Now out of the riverbed, she could see away across the wide open plain strewn with rocks. To the west the sky was losing its yellowish hue and faint tinges of blue appeared as the smallish sun crept towards the horizon. Dusk brought the closest analog of the blue skies of earth she would ever see. Sarah stared deeply into the approaching sunset, her eyes hungry for the color blue that meant home and warmth and breathable air.

Of course they had practiced this scenario. They had even practiced it when she was tired. And when it was bitterly cold. Never had they practiced it with the actual air pressure of Mars. Her only hope was to do something supremely dangerous.

Sarah had to blow the hatch on the back of the suit, climb out wearing nothing but fancy long-underwear, get herself into the de-pressurized rover, then suck air from a mask while the rover re-pressurized.

The air pressure was so low that the water in her skin would boil. The temperature was so low that her skin would be frozen very quickly. She wanted desperately to lie down for a few minutes, but she knew she could not.

The temperature was a balmy -20 degrees C. That would be the day’s high. The low would come after sunset and would be low enough to flash-freeze her if she waited. Now was her only chance.

She looked at Seven and wondered if he was going to see her die.

“Like Hell,” she thought.

She set to work prepping the rover for emergency ingress. Air whooshed out of vents in the roof when she gave the appropriate commands and overrides. The emergency hatch opened itself and air hoses with masks dropped from the ceiling.

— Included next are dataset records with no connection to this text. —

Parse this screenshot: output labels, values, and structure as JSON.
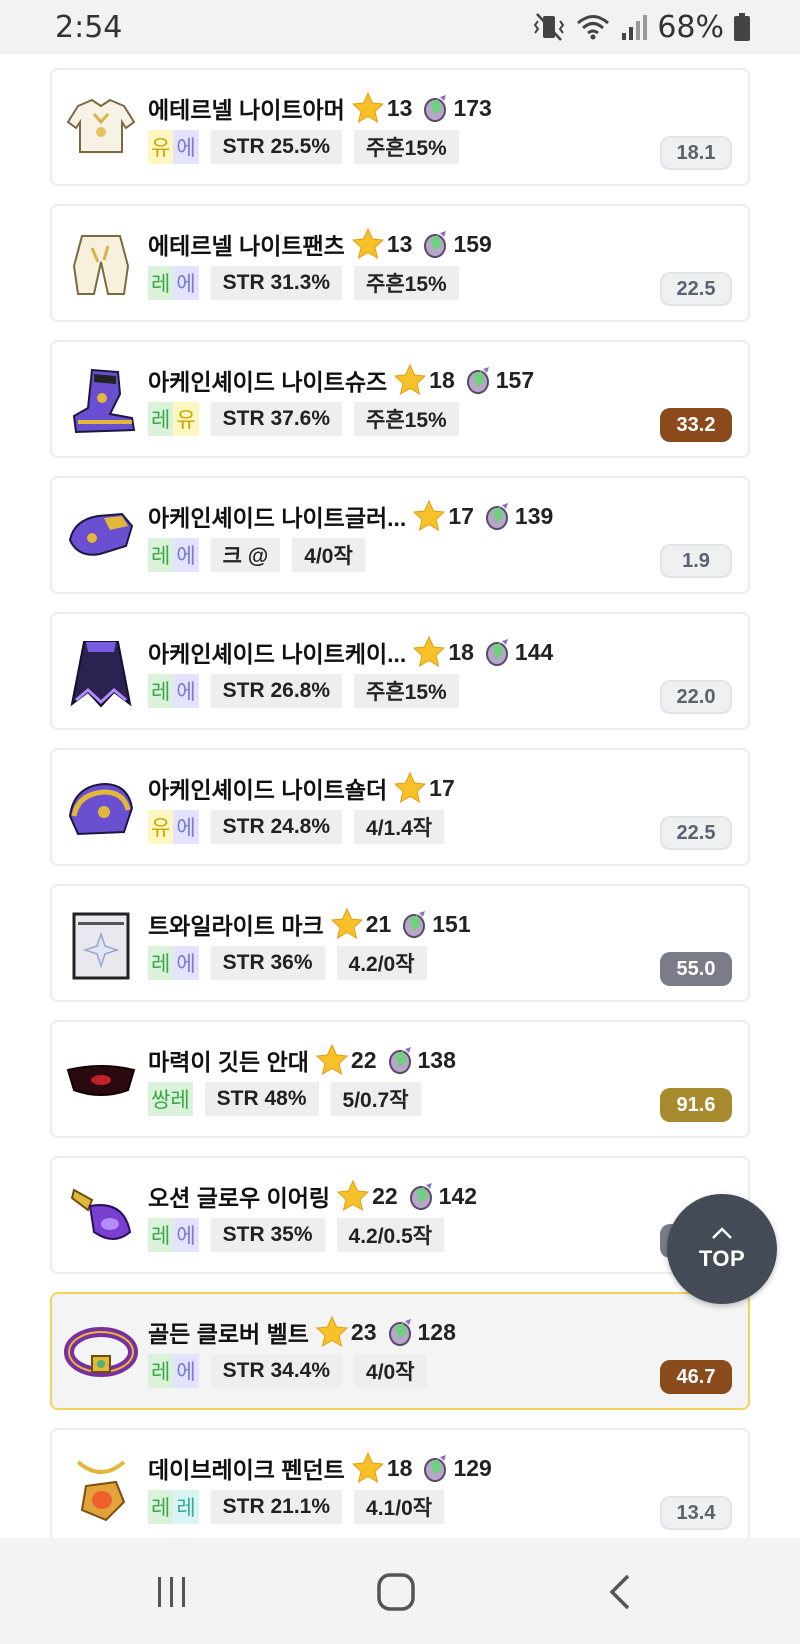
{
  "status": {
    "time": "2:54",
    "battery": "68%"
  },
  "items": [
    {
      "name": "에테르넬 나이트아머",
      "stars": "13",
      "gem": "173",
      "potential": [
        "유",
        "에"
      ],
      "potential_colors": [
        "#fff7c2",
        "#e3e3ff"
      ],
      "potential_text_colors": [
        "#c9a400",
        "#7a7ad6"
      ],
      "tag1": "STR 25.5%",
      "tag2": "주흔15%",
      "score": "18.1",
      "score_bg": "#eef0f2",
      "score_fg": "#5a6270",
      "icon": "eternel-armor-icon",
      "highlight": false
    },
    {
      "name": "에테르넬 나이트팬츠",
      "stars": "13",
      "gem": "159",
      "potential": [
        "레",
        "에"
      ],
      "potential_colors": [
        "#d9f2d9",
        "#e3e3ff"
      ],
      "potential_text_colors": [
        "#3aa84a",
        "#7a7ad6"
      ],
      "tag1": "STR 31.3%",
      "tag2": "주흔15%",
      "score": "22.5",
      "score_bg": "#eef0f2",
      "score_fg": "#5a6270",
      "icon": "eternel-pants-icon",
      "highlight": false
    },
    {
      "name": "아케인셰이드 나이트슈즈",
      "stars": "18",
      "gem": "157",
      "potential": [
        "레",
        "유"
      ],
      "potential_colors": [
        "#d9f2d9",
        "#fff7c2"
      ],
      "potential_text_colors": [
        "#3aa84a",
        "#c9a400"
      ],
      "tag1": "STR 37.6%",
      "tag2": "주흔15%",
      "score": "33.2",
      "score_bg": "#8a4a1c",
      "score_fg": "#ffffff",
      "icon": "arcane-shoes-icon",
      "highlight": false
    },
    {
      "name": "아케인셰이드 나이트글러...",
      "stars": "17",
      "gem": "139",
      "potential": [
        "레",
        "에"
      ],
      "potential_colors": [
        "#d9f2d9",
        "#e3e3ff"
      ],
      "potential_text_colors": [
        "#3aa84a",
        "#7a7ad6"
      ],
      "tag1": "크 @",
      "tag2": "4/0작",
      "score": "1.9",
      "score_bg": "#eef0f2",
      "score_fg": "#5a6270",
      "icon": "arcane-gloves-icon",
      "highlight": false
    },
    {
      "name": "아케인셰이드 나이트케이...",
      "stars": "18",
      "gem": "144",
      "potential": [
        "레",
        "에"
      ],
      "potential_colors": [
        "#d9f2d9",
        "#e3e3ff"
      ],
      "potential_text_colors": [
        "#3aa84a",
        "#7a7ad6"
      ],
      "tag1": "STR 26.8%",
      "tag2": "주흔15%",
      "score": "22.0",
      "score_bg": "#eef0f2",
      "score_fg": "#5a6270",
      "icon": "arcane-cape-icon",
      "highlight": false
    },
    {
      "name": "아케인셰이드 나이트숄더",
      "stars": "17",
      "gem": "",
      "potential": [
        "유",
        "에"
      ],
      "potential_colors": [
        "#fff7c2",
        "#e3e3ff"
      ],
      "potential_text_colors": [
        "#c9a400",
        "#7a7ad6"
      ],
      "tag1": "STR 24.8%",
      "tag2": "4/1.4작",
      "score": "22.5",
      "score_bg": "#eef0f2",
      "score_fg": "#5a6270",
      "icon": "arcane-shoulder-icon",
      "highlight": false
    },
    {
      "name": "트와일라이트 마크",
      "stars": "21",
      "gem": "151",
      "potential": [
        "레",
        "에"
      ],
      "potential_colors": [
        "#d9f2d9",
        "#e3e3ff"
      ],
      "potential_text_colors": [
        "#3aa84a",
        "#7a7ad6"
      ],
      "tag1": "STR 36%",
      "tag2": "4.2/0작",
      "score": "55.0",
      "score_bg": "#7a7c88",
      "score_fg": "#ffffff",
      "icon": "twilight-mark-icon",
      "highlight": false
    },
    {
      "name": "마력이 깃든 안대",
      "stars": "22",
      "gem": "138",
      "potential": [
        "쌍레"
      ],
      "potential_colors": [
        "#d9f2d9"
      ],
      "potential_text_colors": [
        "#3aa84a"
      ],
      "tag1": "STR 48%",
      "tag2": "5/0.7작",
      "score": "91.6",
      "score_bg": "#a88a2e",
      "score_fg": "#ffffff",
      "icon": "eyepatch-icon",
      "highlight": false
    },
    {
      "name": "오션 글로우 이어링",
      "stars": "22",
      "gem": "142",
      "potential": [
        "레",
        "에"
      ],
      "potential_colors": [
        "#d9f2d9",
        "#e3e3ff"
      ],
      "potential_text_colors": [
        "#3aa84a",
        "#7a7ad6"
      ],
      "tag1": "STR 35%",
      "tag2": "4.2/0.5작",
      "score": "52.6",
      "score_bg": "#7a7c88",
      "score_fg": "#ffffff",
      "icon": "earring-icon",
      "highlight": false
    },
    {
      "name": "골든 클로버 벨트",
      "stars": "23",
      "gem": "128",
      "potential": [
        "레",
        "에"
      ],
      "potential_colors": [
        "#d9f2d9",
        "#e3e3ff"
      ],
      "potential_text_colors": [
        "#3aa84a",
        "#7a7ad6"
      ],
      "tag1": "STR 34.4%",
      "tag2": "4/0작",
      "score": "46.7",
      "score_bg": "#8a4a1c",
      "score_fg": "#ffffff",
      "icon": "belt-icon",
      "highlight": true
    },
    {
      "name": "데이브레이크 펜던트",
      "stars": "18",
      "gem": "129",
      "potential": [
        "레",
        "레"
      ],
      "potential_colors": [
        "#d9f2d9",
        "#d9f4f4"
      ],
      "potential_text_colors": [
        "#3aa84a",
        "#3aa89a"
      ],
      "tag1": "STR 21.1%",
      "tag2": "4.1/0작",
      "score": "13.4",
      "score_bg": "#eef0f2",
      "score_fg": "#5a6270",
      "icon": "pendant-icon",
      "highlight": false
    }
  ],
  "top_button": {
    "label": "TOP"
  }
}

She wondered at the necessity of the flashing red light inside the rover. Anyone involved in this operation would know beyond a shadow of a doubt that an emergency was taking place.

Sarah took one last, longing look at the blue skies to the west and entered the commands to blow the back off her suit.

The bursting of her eardrums was her first real sensation other than the cold. She exhaled forcefully as she blew the hatch to keep her lungs from exploding. She gasped in her first taste of actual Martian atmosphere. It was far too thin to do her any good.

As quickly as she could she wriggled free of the suit. Her knee gave way, and she collapsed to the red dirt. It clung to her skin. She groped her way back to her feet and into the rover. Her head spun with lack of oxygen and her skin felt as if it were swelling and burning as she pulled a mask over her mouth and breathed deeply. Oxygen rich air tasted sweet in her lungs.

Her hands, free of the suit were swollen and aching from the cold and lack of air pressure. She swung her hand like a dead thing to hit the oversized button that triggered the door to close and the air to begin repressurizing.

She collapsed on the floor. She hurt and hurt badly, but she was alive and would stay that way for the time being. She managed to reach the first aid kit and injected herself with morphine. Multitudes of screaming nerve endings faded to grumbles and murmurs.

There would be time to report to earth after some sleep. Not one person on that beautiful, blue planet could help her, but some sleep would do wonders. She pulled herself up onto the bunk and shivered under blankets until the universe faded to black.